Mejor alejar estas ideas. Mejor no pensar en nada.

Alargó el brazo y deslizó la vela hacia su derecha.

– Para verte mejor, mi querida niña -dijo, burlándose del cuento infantil francés.

Rió y apoyó la cabeza contra el alto y grueso respaldo de la silla de roble.

Pero cuando ella se inclinó hacia delante, apoyando los codos en la mesa y la luz iluminó su rostro, se sintió repentinamente conmocionado e irguió un poco los hombros.

– ¿Me tienes miedo? -preguntó ella.

Él no respondió. Era absurdo tenerle miedo. Una leve crueldad se iba adueñando de él y le recordaba que ella acabaría por decepcionarlo, que tras aquella expresión misteriosa descubriría sólo coquetería, tal vez vulgaridad, y a buen seguro codicia. De pronto se sintió cansado, sumamente cansado. La habitación estaba demasiado cerrada. Se imaginó metiéndose en su propia cama, notó el cuerpo de Marianna junto al suyo. Despacio y con amargura pensó: «Ella está en la tumba.»

Además estaba demasiado borracho, estaba a punto de marearse, no tenía que haber llegado tan lejos.

– ¿Por qué estás tan triste? -preguntó ella con aquel ronroneo de voz. Parecía esperar una respuesta, y algo en ella inspiraba respeto… ¿Qué era? Su hermosura poseía fuerza. Quizás ella podía… Sin embargo, eso era lo que siempre había creído al principio, y luego ¿cuál era el final? La pugna entre las sábanas, en la que se permitiría alguna pequeña licencia con ella, y luego todo aquel regateo sembrado de amenazas. Estaba demasiado borracho para soportar todo aquello, demasiado.

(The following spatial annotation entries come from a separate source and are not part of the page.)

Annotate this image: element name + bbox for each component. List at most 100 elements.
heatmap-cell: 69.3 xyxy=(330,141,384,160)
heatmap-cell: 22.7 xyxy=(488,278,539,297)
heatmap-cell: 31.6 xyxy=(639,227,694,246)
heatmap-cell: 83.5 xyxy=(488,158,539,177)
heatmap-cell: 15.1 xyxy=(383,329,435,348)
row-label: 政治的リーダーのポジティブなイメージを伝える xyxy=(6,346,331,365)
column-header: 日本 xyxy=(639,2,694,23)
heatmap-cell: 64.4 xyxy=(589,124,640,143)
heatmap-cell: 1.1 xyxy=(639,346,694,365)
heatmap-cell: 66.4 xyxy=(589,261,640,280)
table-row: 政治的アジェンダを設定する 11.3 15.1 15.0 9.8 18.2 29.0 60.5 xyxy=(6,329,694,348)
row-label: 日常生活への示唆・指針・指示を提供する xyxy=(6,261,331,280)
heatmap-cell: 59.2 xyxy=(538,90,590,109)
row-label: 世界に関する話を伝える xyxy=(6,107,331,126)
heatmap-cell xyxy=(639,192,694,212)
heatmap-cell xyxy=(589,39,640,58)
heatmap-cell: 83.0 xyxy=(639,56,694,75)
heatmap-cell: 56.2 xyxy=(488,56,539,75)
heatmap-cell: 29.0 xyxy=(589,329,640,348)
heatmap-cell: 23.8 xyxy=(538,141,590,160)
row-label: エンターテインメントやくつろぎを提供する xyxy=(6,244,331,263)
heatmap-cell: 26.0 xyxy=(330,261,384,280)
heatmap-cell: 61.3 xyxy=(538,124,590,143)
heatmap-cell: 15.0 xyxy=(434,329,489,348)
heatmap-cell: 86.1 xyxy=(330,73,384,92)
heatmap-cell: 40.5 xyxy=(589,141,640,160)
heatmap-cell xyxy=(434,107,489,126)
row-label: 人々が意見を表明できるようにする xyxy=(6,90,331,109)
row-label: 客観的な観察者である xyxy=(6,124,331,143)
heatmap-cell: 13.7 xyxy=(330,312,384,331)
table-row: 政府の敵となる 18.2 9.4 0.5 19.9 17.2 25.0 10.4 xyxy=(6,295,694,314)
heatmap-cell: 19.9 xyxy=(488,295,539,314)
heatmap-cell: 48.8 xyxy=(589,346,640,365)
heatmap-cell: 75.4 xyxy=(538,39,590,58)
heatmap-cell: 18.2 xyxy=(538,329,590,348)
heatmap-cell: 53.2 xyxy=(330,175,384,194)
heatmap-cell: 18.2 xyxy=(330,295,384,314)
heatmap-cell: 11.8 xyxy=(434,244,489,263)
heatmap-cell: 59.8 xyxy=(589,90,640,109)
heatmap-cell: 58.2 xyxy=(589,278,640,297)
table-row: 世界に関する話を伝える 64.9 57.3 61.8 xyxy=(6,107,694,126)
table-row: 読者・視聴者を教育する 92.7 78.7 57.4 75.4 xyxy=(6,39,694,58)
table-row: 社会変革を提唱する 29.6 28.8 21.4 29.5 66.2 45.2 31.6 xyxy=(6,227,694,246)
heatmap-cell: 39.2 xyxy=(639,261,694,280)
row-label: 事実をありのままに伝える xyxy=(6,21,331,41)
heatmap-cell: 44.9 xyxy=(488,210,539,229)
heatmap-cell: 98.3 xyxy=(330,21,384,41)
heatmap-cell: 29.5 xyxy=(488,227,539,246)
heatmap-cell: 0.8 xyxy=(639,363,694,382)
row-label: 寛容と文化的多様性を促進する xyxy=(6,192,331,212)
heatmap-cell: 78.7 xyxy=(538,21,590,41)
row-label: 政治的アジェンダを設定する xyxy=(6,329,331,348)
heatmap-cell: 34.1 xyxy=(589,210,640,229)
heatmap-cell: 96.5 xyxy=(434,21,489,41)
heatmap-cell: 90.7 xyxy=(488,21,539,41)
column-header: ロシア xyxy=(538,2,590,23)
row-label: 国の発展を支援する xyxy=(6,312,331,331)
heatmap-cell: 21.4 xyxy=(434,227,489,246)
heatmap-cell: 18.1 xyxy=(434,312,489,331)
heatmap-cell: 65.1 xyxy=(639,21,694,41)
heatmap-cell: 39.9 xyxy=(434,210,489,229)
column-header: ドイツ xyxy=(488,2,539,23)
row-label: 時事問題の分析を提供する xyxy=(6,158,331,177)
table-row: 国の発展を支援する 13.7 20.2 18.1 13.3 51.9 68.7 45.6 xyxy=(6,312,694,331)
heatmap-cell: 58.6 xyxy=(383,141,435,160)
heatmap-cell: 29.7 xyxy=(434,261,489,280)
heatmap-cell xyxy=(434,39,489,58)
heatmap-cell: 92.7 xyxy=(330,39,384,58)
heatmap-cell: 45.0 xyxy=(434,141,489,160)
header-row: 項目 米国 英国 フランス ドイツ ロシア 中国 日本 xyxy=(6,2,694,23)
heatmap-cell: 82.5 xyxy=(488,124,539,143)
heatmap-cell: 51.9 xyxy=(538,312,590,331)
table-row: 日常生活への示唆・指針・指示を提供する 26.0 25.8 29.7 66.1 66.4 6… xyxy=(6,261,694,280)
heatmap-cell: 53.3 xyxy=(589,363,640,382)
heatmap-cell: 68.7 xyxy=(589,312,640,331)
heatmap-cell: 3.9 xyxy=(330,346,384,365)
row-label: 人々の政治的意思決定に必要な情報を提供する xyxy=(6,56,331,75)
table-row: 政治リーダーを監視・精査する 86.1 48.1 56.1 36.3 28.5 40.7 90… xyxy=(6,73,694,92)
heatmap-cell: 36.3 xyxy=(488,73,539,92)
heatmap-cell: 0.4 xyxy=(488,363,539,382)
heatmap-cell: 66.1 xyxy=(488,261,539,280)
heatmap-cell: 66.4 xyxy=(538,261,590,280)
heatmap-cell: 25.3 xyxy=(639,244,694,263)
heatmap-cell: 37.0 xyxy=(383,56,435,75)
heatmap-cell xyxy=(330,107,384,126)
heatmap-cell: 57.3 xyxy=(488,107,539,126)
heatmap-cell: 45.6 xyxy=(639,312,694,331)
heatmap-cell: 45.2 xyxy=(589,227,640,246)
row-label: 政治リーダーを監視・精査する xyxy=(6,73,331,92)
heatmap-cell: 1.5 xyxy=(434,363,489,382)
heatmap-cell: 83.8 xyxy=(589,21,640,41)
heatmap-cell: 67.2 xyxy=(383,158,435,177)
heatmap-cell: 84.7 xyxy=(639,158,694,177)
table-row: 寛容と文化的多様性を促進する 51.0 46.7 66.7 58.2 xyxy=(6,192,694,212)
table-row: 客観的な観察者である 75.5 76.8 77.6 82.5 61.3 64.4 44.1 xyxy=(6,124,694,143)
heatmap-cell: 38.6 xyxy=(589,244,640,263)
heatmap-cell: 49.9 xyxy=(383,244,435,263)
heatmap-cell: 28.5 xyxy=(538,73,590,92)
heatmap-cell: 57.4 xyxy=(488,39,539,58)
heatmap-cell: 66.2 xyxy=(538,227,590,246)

– Tengo que irme… -dijo, y pronunció las palabras con desgana. Se llevaría su bolsa, si aún la tenía. Su tabarro, ¿qué había hecho con él? Estaba en el suelo, a sus pies. Si lo que pretendía era robarle, demostraba ser una perfecta estúpida. Esa mujer era más lista que todo eso.

Su cara se le antojó… demasiado ancha. Inusualmente ancha. Sin embargo, aquellos ojos negros seguían hipnotizándolo. Ella jugueteaba con el cabello blanco de sus sienes y Carlo le contempló las manos. Qué frente tan exquisita, subía recta hacia aquella costosa peluca francesa. Pero qué manos tan grandes para una mujer tan hermosa, unas manos demasiado grandes para cualquier mujer, y esos ojos. De repente se sintió confundido, a la deriva, una sensación que asoció con la góndola, aunque no tenía nada que ver con el agua.

Le pareció que la habitación se movía como si se hallaran inmóviles en una angosta barca.

– Tengo que irme… Tengo que acostarme.

Vio que ella se ponía en pie.

Parecía subir, subir y subir.

– Pero… pero no es posible -farfulló él.

– ¿Qué no es posible? -preguntó la desconocida en un susurro. Estaba de pie junto a él y Carlo podía oler su perfume, que no era tanto la esencia francesa como su frescura, su dulzura, su juventud. Sostenía algo en las manos. Una especie de lazo negro; ¿de qué era? De cuero, un cinturón con una hebilla.